Value-add investors are putting longer-term debt on assets and focusing on assets that will perform well, should a downturn occur.

Noah E. Hochman

TruAmerica Multifamily—a major value-add investor—is being more selective in its acquisition strategy this year, and it is focusing on quality assets that will perform better in down cycles. In addition, the firm is placing longer-term debt on new acquisitions. Its recent two multifamily acquisitions in Phoenix and Las Vegas both have seven-year debt, rather than the typical three-to-five year financing in the firm has placed on earlier transactions. For these properties, the firm is anticipating a longer hold with of four to seven years.
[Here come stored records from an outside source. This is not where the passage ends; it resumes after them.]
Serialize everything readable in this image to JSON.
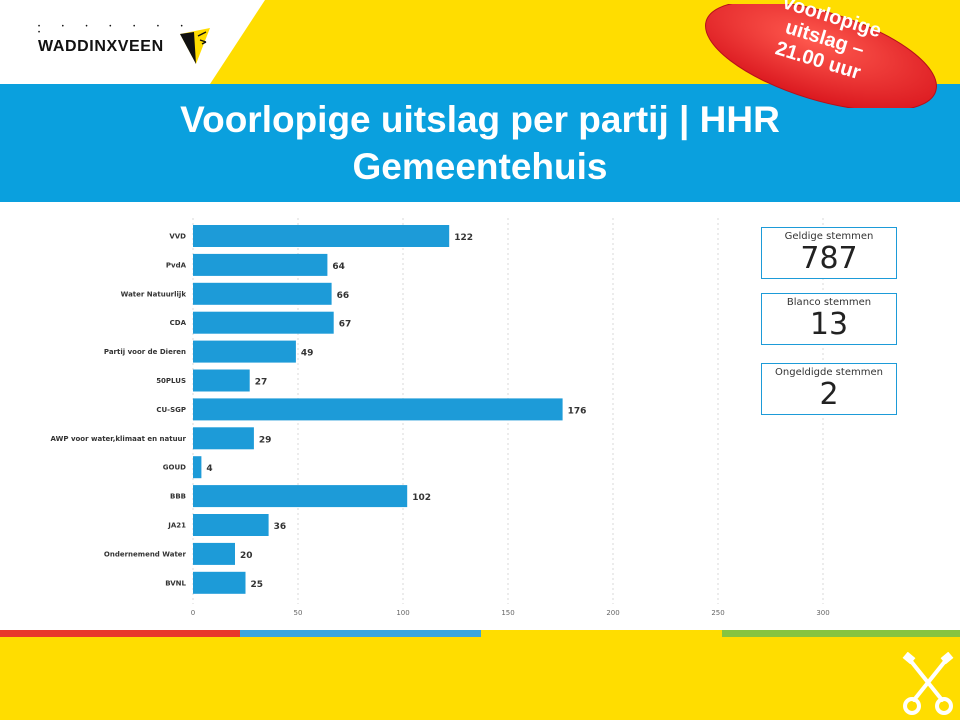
{
  "header": {
    "logo_text": "WADDINXVEEN",
    "title_line1": "Voorlopige uitslag per partij | HHR",
    "title_line2": "Gemeentehuis"
  },
  "badge": {
    "line1": "Voorlopige",
    "line2": "uitslag –",
    "line3": "21.00 uur"
  },
  "cards": [
    {
      "label": "Geldige stemmen",
      "value": "787"
    },
    {
      "label": "Blanco stemmen",
      "value": "13"
    },
    {
      "label": "Ongeldigde stemmen",
      "value": "2"
    }
  ],
  "colors": {
    "bar": "#1d9bd8",
    "banner": "#0aa0de",
    "background": "#ffdd00",
    "badge": "#e8232a",
    "stripe_red": "#e8392b",
    "stripe_blue": "#3aa6dd",
    "stripe_yellow": "#ffdd00",
    "stripe_green": "#86c440"
  },
  "chart_data": {
    "type": "bar",
    "orientation": "horizontal",
    "categories": [
      "VVD",
      "PvdA",
      "Water Natuurlijk",
      "CDA",
      "Partij voor de Dieren",
      "50PLUS",
      "CU-SGP",
      "AWP voor water,klimaat en natuur",
      "GOUD",
      "BBB",
      "JA21",
      "Ondernemend Water",
      "BVNL"
    ],
    "values": [
      122,
      64,
      66,
      67,
      49,
      27,
      176,
      29,
      4,
      102,
      36,
      20,
      25
    ],
    "xlim": [
      0,
      300
    ],
    "xticks": [
      0,
      50,
      100,
      150,
      200,
      250,
      300
    ],
    "grid": "vertical-dotted",
    "data_labels": true
  }
}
The two acquisitions in Phoenix and Las Vegas totaled $142.1 million, and included Galleria Palms, a 424-unit multifamily property in the Phoenix submarket of Tempe, purchased for $75.1 million, and Aviata, a 456-unit multifamily property in the Las Vegas submarket of Henderson/Paradise Valley, purchased for $67 million. “We put on seven-year financing on these assets, but I think we are targeting a four to seven-year hold, depending on what happens in the economy,” Noah Hochman, senior managing director of capital markets at TruAmerica Multifamily, tells GlobeSt.com. “Because these assets are newer construction, they will perform very well in down cycles. Our business plan in four to seven years.”
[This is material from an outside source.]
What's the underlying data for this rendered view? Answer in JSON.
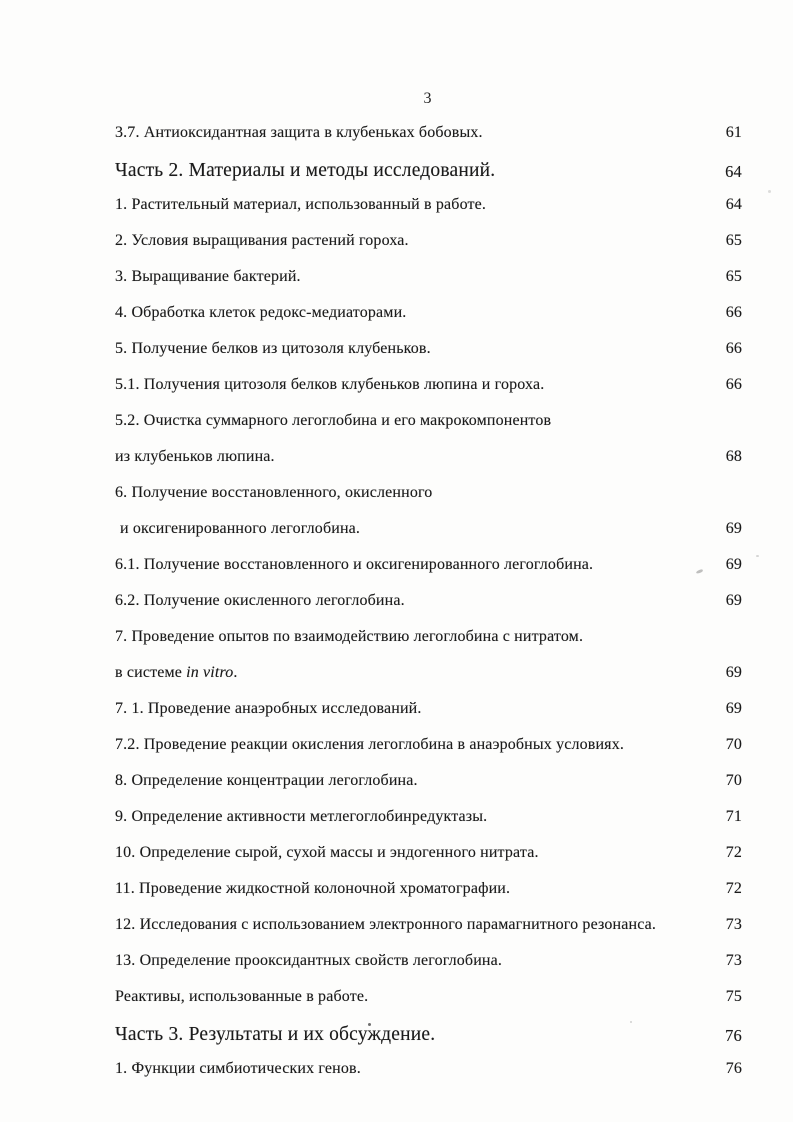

This isn’t to say that TruAmerica expects a correction any time soon; however, it is beginning to mitigate risk by selecting properties that will withstand a correction. “I am not suggesting that we think there is any type of downturn that is imminent,” adds Hochman. “This has been a long cycle, and there will be a change in the cycle at some point. We certainly are being more selective as we approach opportunities. We continue to focus on opportunities in the first-tier markets and coastal markets in the East Coast. We have a long-term view on the business, but we are certainly being more selective.”

While the firm is strategizing for the future, today, it is still seeing strong rent growth and demand across its portfolio. TruAmerica does not see a change in those fundamentals any time soon “We are still seeing rent growth in our portfolio, and at the end of the day we like this business,” says Hochman. “You see a lot of global capital that is coming into multifamily because there are less potential disruptors. Our country continues to have a housing shortage in many markets and an affordability issue. I don’t see any of that being addressed or going away any time soon. Regardless of any change in the cycle, everyone needs a place to live, and that is how we think about the business.”